We traveled with him on at least one occasion. It was to Japan. I remember one evening, especially. We were having dinner together with some fellow travelers. One of them was very conservative. He made some comments about about inequality in America, supporting the notion. Claude displayed a side of himself that I had never seen before. He became very passionate about the damage that inequality can do to the fabric of society, so passionate, in fact, that he felt the need to excuse himself. That occasion was in April 2003. Some 12 years later his remarks and his well-placed passion seem prescient.

Hyuna and Peter said...

From Facebook:

Hyuna Park: It is a very sad day... a loss for me personally and a huge loss for MIT.
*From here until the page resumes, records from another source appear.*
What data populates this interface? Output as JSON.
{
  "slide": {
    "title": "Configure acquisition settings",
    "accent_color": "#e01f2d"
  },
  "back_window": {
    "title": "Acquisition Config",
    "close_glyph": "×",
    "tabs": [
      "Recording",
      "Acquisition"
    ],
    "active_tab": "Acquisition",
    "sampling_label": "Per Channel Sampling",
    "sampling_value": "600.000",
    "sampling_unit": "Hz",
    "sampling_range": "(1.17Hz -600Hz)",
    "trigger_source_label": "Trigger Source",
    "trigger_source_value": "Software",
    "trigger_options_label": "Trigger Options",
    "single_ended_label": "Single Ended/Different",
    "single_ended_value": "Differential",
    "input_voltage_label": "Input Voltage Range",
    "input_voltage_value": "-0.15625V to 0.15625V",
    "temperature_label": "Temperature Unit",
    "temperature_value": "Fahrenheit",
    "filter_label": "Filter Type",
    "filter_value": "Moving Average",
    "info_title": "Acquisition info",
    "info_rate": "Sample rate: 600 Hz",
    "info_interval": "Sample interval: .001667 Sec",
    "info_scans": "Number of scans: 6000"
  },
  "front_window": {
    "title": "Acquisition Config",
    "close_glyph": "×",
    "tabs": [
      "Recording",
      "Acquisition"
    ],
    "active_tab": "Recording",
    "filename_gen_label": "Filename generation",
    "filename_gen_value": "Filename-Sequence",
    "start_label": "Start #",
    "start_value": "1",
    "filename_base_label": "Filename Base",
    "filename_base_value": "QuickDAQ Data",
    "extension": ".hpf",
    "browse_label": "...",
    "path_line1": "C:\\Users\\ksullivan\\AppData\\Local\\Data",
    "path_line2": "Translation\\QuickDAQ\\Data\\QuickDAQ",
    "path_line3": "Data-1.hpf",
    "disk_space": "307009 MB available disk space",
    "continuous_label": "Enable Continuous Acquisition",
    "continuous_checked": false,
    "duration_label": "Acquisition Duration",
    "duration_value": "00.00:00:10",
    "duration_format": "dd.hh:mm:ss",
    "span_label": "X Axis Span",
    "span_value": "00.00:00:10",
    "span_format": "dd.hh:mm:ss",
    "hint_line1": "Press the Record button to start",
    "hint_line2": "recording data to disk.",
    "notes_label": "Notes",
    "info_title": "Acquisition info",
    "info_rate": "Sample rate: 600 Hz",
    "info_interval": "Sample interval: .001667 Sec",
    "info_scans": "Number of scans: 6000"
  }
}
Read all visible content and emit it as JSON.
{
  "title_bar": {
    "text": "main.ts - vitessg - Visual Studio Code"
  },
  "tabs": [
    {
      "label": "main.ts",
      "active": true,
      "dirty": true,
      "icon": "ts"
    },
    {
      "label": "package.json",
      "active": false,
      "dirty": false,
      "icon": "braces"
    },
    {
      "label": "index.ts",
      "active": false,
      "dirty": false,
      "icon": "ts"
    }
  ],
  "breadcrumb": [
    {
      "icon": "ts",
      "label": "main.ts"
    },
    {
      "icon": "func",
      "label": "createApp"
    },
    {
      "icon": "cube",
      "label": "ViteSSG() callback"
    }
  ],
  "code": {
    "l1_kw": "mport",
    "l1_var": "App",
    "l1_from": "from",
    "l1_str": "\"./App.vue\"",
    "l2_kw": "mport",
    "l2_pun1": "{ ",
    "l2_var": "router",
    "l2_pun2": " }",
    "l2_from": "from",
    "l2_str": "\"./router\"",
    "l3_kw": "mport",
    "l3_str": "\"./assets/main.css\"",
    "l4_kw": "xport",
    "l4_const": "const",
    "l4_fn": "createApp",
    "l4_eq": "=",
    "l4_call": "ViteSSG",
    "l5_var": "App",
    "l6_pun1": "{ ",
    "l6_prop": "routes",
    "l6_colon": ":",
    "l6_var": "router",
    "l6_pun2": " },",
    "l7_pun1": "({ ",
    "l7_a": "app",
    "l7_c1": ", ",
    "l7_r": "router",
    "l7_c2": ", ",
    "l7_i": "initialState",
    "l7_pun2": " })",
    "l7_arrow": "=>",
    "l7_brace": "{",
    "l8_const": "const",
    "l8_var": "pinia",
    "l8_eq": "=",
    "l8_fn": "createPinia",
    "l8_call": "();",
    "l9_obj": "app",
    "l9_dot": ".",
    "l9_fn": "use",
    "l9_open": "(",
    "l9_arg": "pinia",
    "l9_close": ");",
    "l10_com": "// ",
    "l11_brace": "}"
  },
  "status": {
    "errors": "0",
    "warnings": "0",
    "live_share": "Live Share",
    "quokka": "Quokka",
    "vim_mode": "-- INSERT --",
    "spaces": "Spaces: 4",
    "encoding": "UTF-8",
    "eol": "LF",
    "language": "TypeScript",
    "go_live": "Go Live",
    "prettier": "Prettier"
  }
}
Peter Lewenberg: Sad to hear the news. Claude was all you have said and more. A true gentleman.

Anonymous said...

My condolences on your loss.

Kyle H. said...

I was his neighbor and took care of his lawn and shoveled his driveway. I am forever grateful for his time spent with me and send all my condolences to his family.

Hugh Mann said...

The news was devastating to me. Claude has been the President of our MIT class of 1947 for many years. When I saw him last summer, he did not look well, but I had no idea that he would leave us so soon. Did you know that he was a "Quiz Kid" on the radio program in 1940? In 1946, I was an assistant to Prof. Bispling- hoff and marked student papers. Claude always was correct in his assignments. He was like a brother to me when I lost my daughter in 1886. I will miss him. I have tears in my eyes.

Paul Levy said...

Thanks for writing, Hugh. We were all so lucky to have known him.

Paul Levy said...

A celebration of Claude Brenner's life will be held as follows:

Thursday, March 19
MIT Chapel with reception to follow in 20 Chimneys (3rd floor in the MIT Student Center)

For those coming from off campus, parking will be available at West Garage for a cost of $6 (credit card needed).

Condolence cards may be sent to his significant other for 14 years:
Anne Lowell
88 Foster Street
Cambridge, MA 02138

In lieu of flowers, gifts may be made to Lake Forest Academy in Lake Forest, IL or to MIT for the Claude W. Brenner (1947) Scholarship Fund (#3355700) or MIT Hillel (#2010900). Checks to MIT should be mailed to Bonny Kellermann ‘72, Director of Memorial Gifts, 600 Memorial Drive, W98-500, Cambridge, MA 02139. Please indicate the intended designation of your gift and note that it is in memory of Claude Brenner.